Even worse is that sales leaders make a point to reach out to existing customers, but only talk to, say, five people before they get busy with something else. This is not a representative sample size, and so the data you walk away with could be leading you down the wrong path. Talk to lots of customers/clients to triangulate your ideal buyer persona.
What do you ask them? Let’s touch on that next.
Problem 3 – Your buyer persona is based on roles and responsibilities rather than pain points
You know the term pigeonholed, right? Well, you’re pigeonholing your sales team into working with a certain segment of the market if you are mostly selling to specific roles/titles rather than taking into account pain points and problems.
To be clear – you want to help people solve a problem, so pain points are KEY in sales. You know this. But what you might not know is that while creating your buyer persona you should be thinking “Who has this problem that I can solve,” NOT “Which job title should I sell to.” The former is powerful, and the latter is just lazy.
Problem 4 – You don’t USE your buyer personas
You know the drill. At the beginning of Q1 sales leaders get over-zealous about the year ahead. They workshop a few buyer personas, polish the docs, put a bow on them, and then put them in a file folder never to be seen again. This begs the question: What’s the point in building a buyer persona if you don’t use it?
I won’t beat a dead horse here, as there’s really not much to say other than use your buyer personas once you make them!
Problem 5 – You don’t make an Anti-buyer persona (you have to make these)
If a buyer persona is the person who is most likely to buy your product, then you could assume the anti-buyer persona is the person who is least likely to buy your product, right? Wrong. The anti-buyer persona is best defined as the person you don’t want buying your product. These are problem customers and clients. They are a) A massive pain in the neck, b) Churn too quickly, c) Don’t pay on time, d) Drain your human resources, or e) all of the above.

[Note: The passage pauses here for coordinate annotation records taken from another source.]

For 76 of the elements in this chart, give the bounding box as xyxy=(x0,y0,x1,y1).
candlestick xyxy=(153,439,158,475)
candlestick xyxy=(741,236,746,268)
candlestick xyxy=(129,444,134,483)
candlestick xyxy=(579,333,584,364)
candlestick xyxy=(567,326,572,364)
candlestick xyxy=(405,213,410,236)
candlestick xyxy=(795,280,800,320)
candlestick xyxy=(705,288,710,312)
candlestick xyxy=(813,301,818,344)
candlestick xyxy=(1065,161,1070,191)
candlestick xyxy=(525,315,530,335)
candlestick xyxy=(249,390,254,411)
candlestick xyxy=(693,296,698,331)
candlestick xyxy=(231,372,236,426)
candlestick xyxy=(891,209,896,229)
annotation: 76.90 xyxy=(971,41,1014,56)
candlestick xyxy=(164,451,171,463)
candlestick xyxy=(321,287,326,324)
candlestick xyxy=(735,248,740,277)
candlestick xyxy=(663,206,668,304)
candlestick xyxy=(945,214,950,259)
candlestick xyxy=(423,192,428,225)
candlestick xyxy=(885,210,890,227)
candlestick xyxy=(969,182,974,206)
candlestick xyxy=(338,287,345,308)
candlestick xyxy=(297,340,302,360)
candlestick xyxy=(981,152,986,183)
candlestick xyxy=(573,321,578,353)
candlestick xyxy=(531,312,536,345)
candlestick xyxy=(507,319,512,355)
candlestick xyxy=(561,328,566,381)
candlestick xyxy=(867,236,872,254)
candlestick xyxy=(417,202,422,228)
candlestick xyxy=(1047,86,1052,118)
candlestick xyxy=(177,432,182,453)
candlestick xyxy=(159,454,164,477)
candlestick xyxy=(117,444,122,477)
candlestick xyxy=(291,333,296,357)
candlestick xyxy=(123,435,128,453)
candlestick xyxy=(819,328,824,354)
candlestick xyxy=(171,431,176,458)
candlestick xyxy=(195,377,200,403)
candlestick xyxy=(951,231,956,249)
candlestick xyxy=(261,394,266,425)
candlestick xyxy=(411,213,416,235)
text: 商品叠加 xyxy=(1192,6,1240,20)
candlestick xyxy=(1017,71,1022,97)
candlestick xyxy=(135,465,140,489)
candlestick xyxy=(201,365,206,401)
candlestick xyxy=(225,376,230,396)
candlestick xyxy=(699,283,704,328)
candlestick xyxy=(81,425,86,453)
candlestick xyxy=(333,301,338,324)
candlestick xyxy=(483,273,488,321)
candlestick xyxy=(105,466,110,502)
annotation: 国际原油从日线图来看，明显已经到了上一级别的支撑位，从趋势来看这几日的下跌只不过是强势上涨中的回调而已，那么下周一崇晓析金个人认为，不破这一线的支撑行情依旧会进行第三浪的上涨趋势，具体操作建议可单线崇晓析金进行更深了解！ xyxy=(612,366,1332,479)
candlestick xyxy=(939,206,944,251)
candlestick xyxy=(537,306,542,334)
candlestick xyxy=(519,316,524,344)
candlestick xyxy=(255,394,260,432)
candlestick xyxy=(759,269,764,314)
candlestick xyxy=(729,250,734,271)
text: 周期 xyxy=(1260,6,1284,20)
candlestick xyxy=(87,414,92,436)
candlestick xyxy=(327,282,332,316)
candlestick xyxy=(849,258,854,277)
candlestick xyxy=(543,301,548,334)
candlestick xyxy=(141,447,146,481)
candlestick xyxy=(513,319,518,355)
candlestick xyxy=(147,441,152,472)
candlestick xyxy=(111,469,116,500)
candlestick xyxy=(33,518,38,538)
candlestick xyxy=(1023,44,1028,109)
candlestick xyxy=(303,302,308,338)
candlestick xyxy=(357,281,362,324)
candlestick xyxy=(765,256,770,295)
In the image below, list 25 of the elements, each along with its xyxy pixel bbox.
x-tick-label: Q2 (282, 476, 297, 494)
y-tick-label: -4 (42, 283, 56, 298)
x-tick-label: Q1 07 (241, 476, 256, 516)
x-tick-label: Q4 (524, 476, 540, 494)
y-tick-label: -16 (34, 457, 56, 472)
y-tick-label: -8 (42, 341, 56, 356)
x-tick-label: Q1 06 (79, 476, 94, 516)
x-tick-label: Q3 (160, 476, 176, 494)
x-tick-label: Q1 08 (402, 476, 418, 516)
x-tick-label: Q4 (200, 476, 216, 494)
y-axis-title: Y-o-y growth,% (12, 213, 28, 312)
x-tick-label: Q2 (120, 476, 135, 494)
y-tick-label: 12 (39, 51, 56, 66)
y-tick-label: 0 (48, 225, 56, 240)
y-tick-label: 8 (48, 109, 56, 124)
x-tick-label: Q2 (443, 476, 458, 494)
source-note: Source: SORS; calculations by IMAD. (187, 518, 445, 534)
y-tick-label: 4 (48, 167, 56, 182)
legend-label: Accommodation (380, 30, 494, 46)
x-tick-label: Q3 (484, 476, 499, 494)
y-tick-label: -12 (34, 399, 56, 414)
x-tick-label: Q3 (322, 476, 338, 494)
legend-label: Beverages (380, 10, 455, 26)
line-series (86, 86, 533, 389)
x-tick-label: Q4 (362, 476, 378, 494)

Over time, you can get a good idea of who these buyers are. You don’t want these leeches around, especially when there are so many great people out there to sell to. Thankfully, I’ve found that most folks at the top (C-suite) of larger companies are the easiest to work with. Ironically, the lower you go in company size, the more difficult it can be to navigate the business relationship. Let’s be honest, a small business owner’s livelihood is wrapped up in their business “baby”, and they’ll do anything to keep it alive, including calling you day and night and putting impossible demands on your people. Of course, there’s also a lot to love about small businesses, but that’s for another article.
Final Words
It’s possible to craft 2-3 different buyer personas to help increase sales. But if you want to really find your ideal buyer, it’s important that you do your homework. Go through your CRM, talk to existing customers, find out their main pain points, then and only then sit down to workshop the personas.
Remember, one of the worst things you can do is to haphazardly create buyer personas based on your feelings or what you think is right. They must be backed by hard data and tested against the market. Do this and you’ll be lightyears ahead of your competition.